MEDICAL DIAGNOSIS: Signature mapping software speeds tuberculosis diagnosis
According to the World Health Organization, more than 9 million cases of tuberculosis (TB) occurred worldwide in 2008, with 30% of these cases appearing in South Africa. Principally caused by mycobacteria, the disease usually attacks the lungs and is spread though coughing or sneezing. To identify whether a patient has the disease, sputum smears are first obtained, stained with a rhodamine-auramine stain in a centrifuge, and examined under a fluorescence microscope.
"To ensure that these tests are performed as effectively as possible," says Tom Ramsay, chief scientist with Guardian Technologies International (GTI; Herndon, VA, USA;www.guardiantechintl.com), "two slides are prepared for every individual patient and 100 unique areas, called fields of view, within each slide are examined to look for the presence of mycobacteria." With more than 3.5 million cases of TB occurring each year in South Africa alone, this necessitates the examination of 700 million different images. "As one can imagine," says Ramsay, "this process is tedious, labor intensive, time consuming, and, worse, prone to human error."
To overcome this, Ramsay and his colleagues at GTI have developed an automated slide analysis system based on Guardian's Signature Mapping image-analysis software and specialized off-the-shelf laboratory hardware (see figure). By combining and integrating control software from individual suppliers, and the Bx41 florescent microscope and XC10 digital camera from Olympus America (Center Valley, PA, USA;http://olympusamerica.com) with a Optiscan microscope stage navigation and PL-200 automatic slide loader from Prior Scientific (Rockland, MA, USA; www.prior.com), GTI has developed a digital virtual TB detection system that allows up to 200 slides to be scanned automatically.
After slides are loaded into each of the four 50-slide racks, they are transferred to the microscope stage automatically.
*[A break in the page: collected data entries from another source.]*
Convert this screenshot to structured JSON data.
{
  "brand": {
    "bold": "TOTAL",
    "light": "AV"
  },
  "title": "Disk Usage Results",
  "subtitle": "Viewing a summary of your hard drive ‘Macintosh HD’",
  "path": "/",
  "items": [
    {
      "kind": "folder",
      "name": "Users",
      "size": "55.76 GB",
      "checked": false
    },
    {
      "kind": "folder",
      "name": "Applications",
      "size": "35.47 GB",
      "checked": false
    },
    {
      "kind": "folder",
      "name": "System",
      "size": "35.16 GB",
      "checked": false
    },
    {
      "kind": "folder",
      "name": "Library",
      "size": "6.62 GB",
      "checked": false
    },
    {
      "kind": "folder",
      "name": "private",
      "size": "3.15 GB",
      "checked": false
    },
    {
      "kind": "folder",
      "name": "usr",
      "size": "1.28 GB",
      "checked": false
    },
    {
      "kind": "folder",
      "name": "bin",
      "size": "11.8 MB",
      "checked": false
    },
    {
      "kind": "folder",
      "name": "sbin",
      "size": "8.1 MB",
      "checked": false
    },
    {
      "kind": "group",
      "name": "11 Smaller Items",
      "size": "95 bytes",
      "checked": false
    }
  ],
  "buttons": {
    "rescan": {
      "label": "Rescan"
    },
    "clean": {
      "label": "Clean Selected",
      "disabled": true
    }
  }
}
Each individual slide is then illuminated with a mercury vapor light that is color corrected to provide a flatter white response. These slides are then automatically focused under the microscope and moved on anx-y stage so that 100 unique fields of view are imaged from each slide, which are captured by the system's CCD camera. These images are then transferred over a USB interface to the host PC for Signature Mapping computer-aided image analysis.
"Unlike machine-vision systems that may have to measure a product's shape to within specific tolerances, detecting the presence of TB bacteria is more complex,” says Ramsay. "Not only must the bacteria be correctly identified in the presence of foreign debris such as food, the system must also return a low false positive rate to reduce the number of slides that may later have to be examined individually and manually."
To automatically focus the slides under the microscope in the presence of debris, very specialized segmentation algorithms developed by Guardian are used to isolate the bacteria. Using these segmented image data, a histogram analysis is then used to focus the slides correctly.
This segmentation, which identifies all TB bacterial candidates, is only part of the process by which the Signature Mapping software operates. It must then identify the presence of any and all individual bacteria in the field of view in each slide. Since the mycobacteria may overlap, for example, a morphological algorithm alone cannot be used to measure the size or number of cells. Similarly, after staining, different parts of the bacterium may fluoresce differently; thus, a simple color analysis cannot detect the presence or number of cells. The system detection challenge is to find even one bacterium in 100 fields of view with precision to provide an accurate diagnosis while not labeling an artifact that might look like bacteria as “mycobacteria” when it is not.
Different statistical values regarding the image can be obtained by combining a number of these operators. For example, if a morphological operator is first used to detect the size and shape of the bacteria, then determining the variance of the color or gray-level patterns within the object would provide an added level of information about the presence of bacteria.
By combining neighborhood-based transforms, RGB to HIS analysis, contextual analysis, morphological analysis, boundary transforms, topology, and frequency-based transforms in this manner results in millions of features that can be extracted from a single image to provide a unique set of classifiers that are highly correlative with TB bacteria.
To determine how these features properly classify the presence of mycobacteria, they are fed into a support vector machine (SVM). This is used to classify the data according to specific rules and weightings as sets of vectors represented in a multidimensional vector space.
After image data are classified in this way, the SVM generates a hyper-plane to maximize the margin between each data set. Output from this SVM is then fed to a rules engine that uses a set of if-then rules to determine the final result of image data analysis.
"Of course," says Ramsay, "this method requires that the system be trained using a large sample of slides so that the image-processing algorithms and the SVM data that are produced provide the optimum result." Once trained, however, the system can be used to reduce the false positive rate and thus reduce the number of slides that need to be manually inspected.
In independent tests performed on the system, the system detected 92% of positive cases with a false positive rate of 3.75%. "In countries such as South Africa, where more than 3.5 million patients are tested for TB each year," says Ramsay, "deployment of such systems could decrease the number of slides that require examination by at least 80%."